Gustavus Adolphus College Department of Theatre and Dance presents “Suspended Between the Worlds: The Gustavus Dance Company in Concert.” Student dancers along with faculty, guest, and selected student choreographers have collaborated to create a concert full of life, energy, and movement. Performances are April 26 and 27 at 8 p.m. and April 28 at 2 p.m. in Anderson Theatre.
Melissa Rolnick, co-chair of the Gustavus Theatre and Dance department and director of the concert, says that the idea of being “Suspended between the Worlds” is an innate part of any dance. “Dance happens in this place between the worlds,” she says. Dancers leap to the skies, moving towards the heavens, while always tied to the earth. “There’s this constant back and forth of trying to work with the limitations of gravity and reaching beyond gravity,” she says.

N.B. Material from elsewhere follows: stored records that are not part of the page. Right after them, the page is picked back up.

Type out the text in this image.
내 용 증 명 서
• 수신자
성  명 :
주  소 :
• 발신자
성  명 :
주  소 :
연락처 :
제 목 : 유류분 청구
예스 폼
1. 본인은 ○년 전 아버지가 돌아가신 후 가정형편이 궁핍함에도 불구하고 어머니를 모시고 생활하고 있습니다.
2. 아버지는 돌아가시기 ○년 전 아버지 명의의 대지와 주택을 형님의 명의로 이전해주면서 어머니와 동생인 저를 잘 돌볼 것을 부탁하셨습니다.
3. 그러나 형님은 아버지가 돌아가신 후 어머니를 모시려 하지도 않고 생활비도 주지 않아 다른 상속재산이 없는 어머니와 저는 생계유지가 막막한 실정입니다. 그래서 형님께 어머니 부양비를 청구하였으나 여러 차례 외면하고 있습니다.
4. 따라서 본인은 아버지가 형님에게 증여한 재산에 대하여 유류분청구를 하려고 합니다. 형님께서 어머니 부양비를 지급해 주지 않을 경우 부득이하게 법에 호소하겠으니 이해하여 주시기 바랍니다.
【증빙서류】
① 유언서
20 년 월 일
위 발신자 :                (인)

The guest choreographers, Melissa Herrada, Natosha Washington and Arneshia Williams bring different experience to the Gustavus Dance community. Guest artists allow students greater exposure to different types of dance. Washington and Williams integrate urban with contemporary dance forms, while Herrada teaches Continuum, a type of movement training system originating in Columbia that is rarely taught in the United States. The guest artists came to campus during interim to begin working with the students.
Each piece reflects the individual voices of the choreographers and is created through intentional study of the body and movement. “There are commonalities in vocabulary, in training, but each choreographer finds their own movement. And that movement, in order to be able to bring it forth, there has to be an investigation,” Rolnick says.
The concert will also feature pieces by two student choreographers, dance honors majors Maddie Bakken ’19 and Kasey Dumonceaux ’19. Both pieces were featured in the Shared Space performance in December, and the pieces have since been adapted. Gustavus Dance Faculty choreographers Sarah Hauss, Giselle Mejia, Jill Patterson and Melissa C. Rolnick will also showcase their work.
Rolnick hopes audience members will come away with a feeling of wanting to move. “Dance is inherent to who we are as humans,” she says. “There’s an empathetic, kinesthetic response as a viewer.”